La première évidence, c'est la faible part (tranche 0) que représente l'excédent de revenus: 920'213.– sur 113,6 millions, soit 0,81 %. Bien entendu, une collectivité publique n'a pas pour but de faire du bénéfice, et vise à un équilibre global entre les dépenses, y compris les investissements, et les recettes. On sait aussi que les dites «opérations de bouclement», lors de bonnes années, permettent de réduire l'excédent, notamment en procédant à des amortissements extraordinaires qui s'ajoutent au charges. Cela souligne cependant la relative fragilité de la bonne situation des finances communales: il suffit de peu – 1% des recettes – pour passer d'une année excédentaire à une année déficitaire.

Côté recettes, les impôts (40) représentent la plus grosse part. Le Conseil communal, ou cas échéant, le peuple, a le droit de modifier le taux d'imposition, diminuant ainsi les recettes.
Pour compenser cette baisse de recettes, il serait évidemment possible de faire croître les revenus du patrimoine (42) en augmentant les loyers des appartements de la commune, ou le produit des taxes, émoluments et produits des ventes (43) en faisant payer plus cher les services communaux. Mais si le but d'une baisse d'impôts est d'alléger les charges qui pèsent sur les habitant·e·s, il n'est pas très sûr que des décisions de ce genre soient cohérentes ! De plus ces postes représentent ensemble 17% des recettes, soit un tout petit tiers des impôts; compenser une baisse de 1% des impôts demanderait une augmentation de 3% sur ces postes !

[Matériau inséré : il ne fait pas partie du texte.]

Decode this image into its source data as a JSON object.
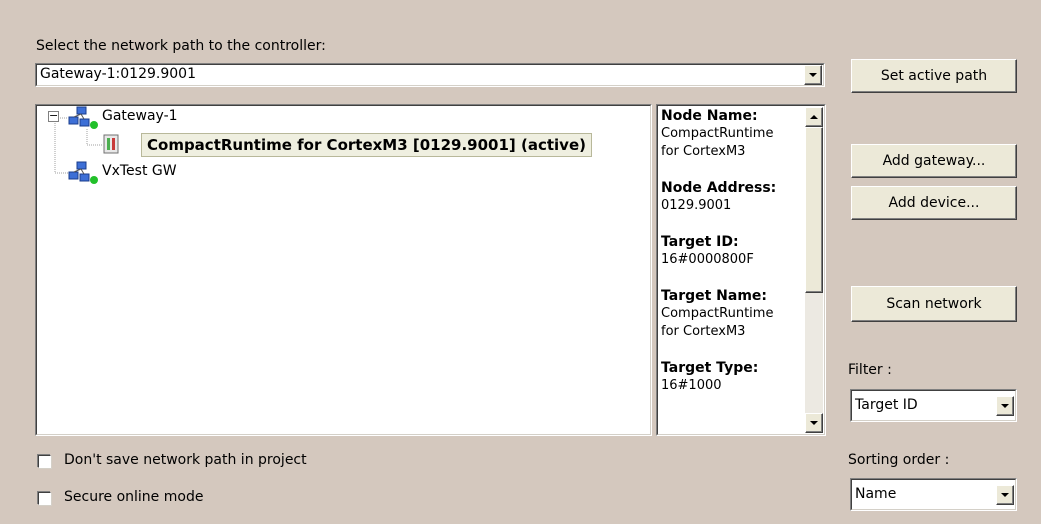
{
  "path_label": "Select the network path to the controller:",
  "path_combo": {
    "value": "Gateway-1:0129.9001"
  },
  "buttons": {
    "set_active_path": "Set active path",
    "add_gateway": "Add gateway...",
    "add_device": "Add device...",
    "scan_network": "Scan network"
  },
  "tree": {
    "gateway1": {
      "label": "Gateway-1",
      "expander": "−"
    },
    "device": {
      "label": "CompactRuntime for CortexM3 [0129.9001] (active)"
    },
    "gateway2": {
      "label": "VxTest GW"
    }
  },
  "info": {
    "node_name_label": "Node Name:",
    "node_name_line1": "CompactRuntime",
    "node_name_line2": "for CortexM3",
    "node_address_label": "Node Address:",
    "node_address_value": "0129.9001",
    "target_id_label": "Target ID:",
    "target_id_value": "16#0000800F",
    "target_name_label": "Target Name:",
    "target_name_line1": "CompactRuntime",
    "target_name_line2": "for CortexM3",
    "target_type_label": "Target Type:",
    "target_type_value": "16#1000"
  },
  "filter": {
    "label": "Filter :",
    "value": "Target ID"
  },
  "sorting": {
    "label": "Sorting order :",
    "value": "Name"
  },
  "options": {
    "dont_save_label": "Don't save network path in project",
    "dont_save_checked": false,
    "secure_online_label": "Secure online mode",
    "secure_online_checked": false
  },
  "colors": {
    "status_online": "#22c02a",
    "background": "#d4c8be"
  },
  "icons": {
    "gateway": "network-gateway-icon",
    "device": "plc-device-icon",
    "status": "green-dot-status-icon"
  }
}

Quant aux autres postes de recettes (44 à 46), ils ne sont pas modifiables, ne dépendant pas de décisions communales.
Restent les prélèvements sur les fonds et financements spéciaux (48), et les imputations internes (49), qui n'ont qu'un seul défaut, celui de n'être que comptables, c'est-à-dire de ne pas pouvoir amener un seul centime sonnant et trébuchant.

C'est donc du côté des charges que devrait être compensée une baisse des recettes. Une logique de Café du Commerce voudrait que, sur des dépenses de plus de 113 millions, il soit facile de trouver un ou deux millions à supprimer. Mais quand on y regarde de plus près, domaine par domaine, on se rend compte que seule une faible partie des dépenses peut faire l'objet d'une décision communale qui ait l'effet réel à court terme qui serait «nécessaire». On n'ose en effet pas imaginer que les partisans des baisses d'impôt, qui sont par ailleurs aussi des zélateurs de l'équilibre budgétaire et de la diminution de la dette publique, se satisfassent de comptes durablement déficitaires.
- 30, autorités et personnel: ce domaine, pour l'essentiel composé des charges salariales (salaires et assurances) constitue un gros quart des charges (28%). Ceux pour qui l'Etat – à tous ses niveaux institutionnels – n'est jamais assez maigre, y verront sûrement, a priori, une bonne cible. Mais pour qui veut des résultats rapides, il faudra chercher ailleurs. En effet – pour autant que l'on soit arriver à identifier des postes et des fonctions inutiles – la suppression de ces postes ne pourrait se faire du jour au lendemain. Quant à une diminution des salaires, elle passerait par une modification du statut du personnel, opération lourde… et politiquement risquée.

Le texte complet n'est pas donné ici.